Sejumlah faktor yang dianggap memicu hal ini adalah usia pernikahan, terlambat menikah, tekanan ekonomi, dan adanya perubahan sikap terkait pernikahan.

Data resmi menunjukkan rata-rata pernikahan pertama di tahun 2020 adalah 28,67 tahun. Itu lebih tua dari tahun 2010, yakni 24,89 tahun.

Ahli demografi Song Jian dari Universitas Renmin menyebut penundaan pernikahan terjadi karena anak muda ingin sekolah lebih tinggi dan berusaha mencapai stabilitas profesional sebelum menikah.

Faktor lainnya adalah pandemi COVID-19 yang membuat orang sulit bertemu, serta naiknya ongkos mengurus anak, sehingga generasi muda di China khawatir.

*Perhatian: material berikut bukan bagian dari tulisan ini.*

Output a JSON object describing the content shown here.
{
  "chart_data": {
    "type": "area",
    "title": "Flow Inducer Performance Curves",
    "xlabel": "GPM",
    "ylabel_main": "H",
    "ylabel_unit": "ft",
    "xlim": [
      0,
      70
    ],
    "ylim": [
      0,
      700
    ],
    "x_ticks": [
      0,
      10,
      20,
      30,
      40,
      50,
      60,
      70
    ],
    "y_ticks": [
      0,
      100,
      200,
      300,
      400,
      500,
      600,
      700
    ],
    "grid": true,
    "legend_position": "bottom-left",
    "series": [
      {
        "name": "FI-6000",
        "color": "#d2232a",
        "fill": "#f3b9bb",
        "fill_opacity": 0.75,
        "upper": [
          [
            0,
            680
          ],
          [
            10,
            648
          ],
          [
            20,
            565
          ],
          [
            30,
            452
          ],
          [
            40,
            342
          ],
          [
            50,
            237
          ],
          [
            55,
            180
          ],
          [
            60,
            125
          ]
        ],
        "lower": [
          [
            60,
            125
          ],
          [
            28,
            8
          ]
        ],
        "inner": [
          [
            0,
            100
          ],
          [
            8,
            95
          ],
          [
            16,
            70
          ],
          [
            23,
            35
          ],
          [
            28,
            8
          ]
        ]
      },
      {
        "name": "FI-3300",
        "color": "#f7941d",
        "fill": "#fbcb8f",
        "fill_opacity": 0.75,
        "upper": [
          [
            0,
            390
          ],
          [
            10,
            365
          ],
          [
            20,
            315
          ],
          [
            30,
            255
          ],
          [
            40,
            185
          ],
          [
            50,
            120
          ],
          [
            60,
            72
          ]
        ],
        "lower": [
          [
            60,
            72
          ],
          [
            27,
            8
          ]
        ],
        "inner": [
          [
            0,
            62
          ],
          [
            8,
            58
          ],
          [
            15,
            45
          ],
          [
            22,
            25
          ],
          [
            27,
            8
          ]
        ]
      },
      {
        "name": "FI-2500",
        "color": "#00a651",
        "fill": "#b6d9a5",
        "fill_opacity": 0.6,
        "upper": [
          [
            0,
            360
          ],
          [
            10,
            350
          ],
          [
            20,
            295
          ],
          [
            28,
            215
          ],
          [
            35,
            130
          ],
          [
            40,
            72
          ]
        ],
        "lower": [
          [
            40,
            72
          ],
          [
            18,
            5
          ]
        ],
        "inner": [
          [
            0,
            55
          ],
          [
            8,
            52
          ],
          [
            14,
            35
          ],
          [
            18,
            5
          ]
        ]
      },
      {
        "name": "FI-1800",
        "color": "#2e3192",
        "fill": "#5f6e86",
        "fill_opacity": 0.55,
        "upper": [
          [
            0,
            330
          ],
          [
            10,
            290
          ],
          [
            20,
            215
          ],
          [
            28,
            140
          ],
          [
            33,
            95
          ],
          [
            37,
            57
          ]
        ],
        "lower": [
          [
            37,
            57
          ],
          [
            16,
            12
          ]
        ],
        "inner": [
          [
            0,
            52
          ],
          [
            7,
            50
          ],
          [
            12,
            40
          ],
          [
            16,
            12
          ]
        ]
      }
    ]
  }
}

Song berkata sejumlah solusinya adalah membolehkan warga memiliki tiga anak dan mengizinkan mahasiswa untuk menikah. Ia juga menyarankan pembangunan rumah sewa biaya rendah dan meninggalkan budaya hadiah pernikahan yang mahal.

4 dari 4 halaman

Pandemi COVID-19 Bikin Orang Jepang Ogah Nikah

Jumlah orang Jepang yang menikah di tahun 2022 diprediki berkurang karena dampak COVID-19. Faktor-faktor yang menjadi sorotan adalah kurang waktu sosialisasi dan urusan keuangan. 

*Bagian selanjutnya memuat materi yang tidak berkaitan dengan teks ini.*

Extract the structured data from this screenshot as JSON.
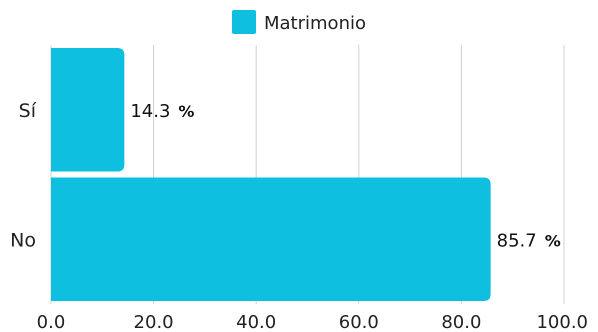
{
  "chart_data": {
    "type": "bar",
    "orientation": "horizontal",
    "categories": [
      "Sí",
      "No"
    ],
    "series": [
      {
        "name": "Matrimonio",
        "values": [
          14.3,
          85.7
        ],
        "color": "#0fbfe0"
      }
    ],
    "value_suffix": "%",
    "xlim": [
      0,
      100
    ],
    "xticks": [
      "0.0",
      "20.0",
      "40.0",
      "60.0",
      "80.0",
      "100.0"
    ],
    "grid": true,
    "legend_position": "top-center",
    "title": "",
    "xlabel": "",
    "ylabel": ""
  }
}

Dilansir Kyodo, Selasa (9/8/2022), jumlah pernikahan tahun ini diperkirakan akan 150 ribu lebih sedikit dalam tiga tahun terakhir. Hal ini bisa membuat jumlah bayi yang lahir berkurang 234 ribu jika tingkat pernikahan tidak pulih.

Temuan itu berasal dari studi oleh Asako Chiba, postdoctoral fellow di Tokyo Foundation for Policy Research dan Taisuke Nakata, associate professor di University of Tokyo. 

Stres finansial yang bertambah disebut berpengaruh pada rendahnya angka pernikahan di Jepang. 

Mereka menyebut angka pernikahan di tahun 2020 adalah sekitar 526 ribu, sekitar 50 ribu lebih rendah dari proyeksi. Sementara, angka tahun 2021 adalah 501 ribu. Angka itu 63 ribu lebih rendah dari perkiraan.

Turunnya angka pernikahan tersebut diprediksi berlanjut di 2022, meski ada tanda-tanda pemulihan. Total pernikahan diperkirakan mencapai 515 ribu, sekitar 38 ribu lebih rendah dari perkiraan.

"Dampak sosial dan ekonomi dari virus corona butuh waktu untuk bermanifestasi," ujar Chiba. "Pembuat kebijakan perlu mengenali krisis yang secara tegas mendekat." 

Angka pernikahan tahunan di Jepang terus turun sejak memuncak pada 1 juta pernikahan di awal 1970-an. Angka kelahiran juga terus menurun. Pada 2021, angka kelahiran baru adalah 810 ribu dibanding 2 juta kelahiran pada tahun 1973.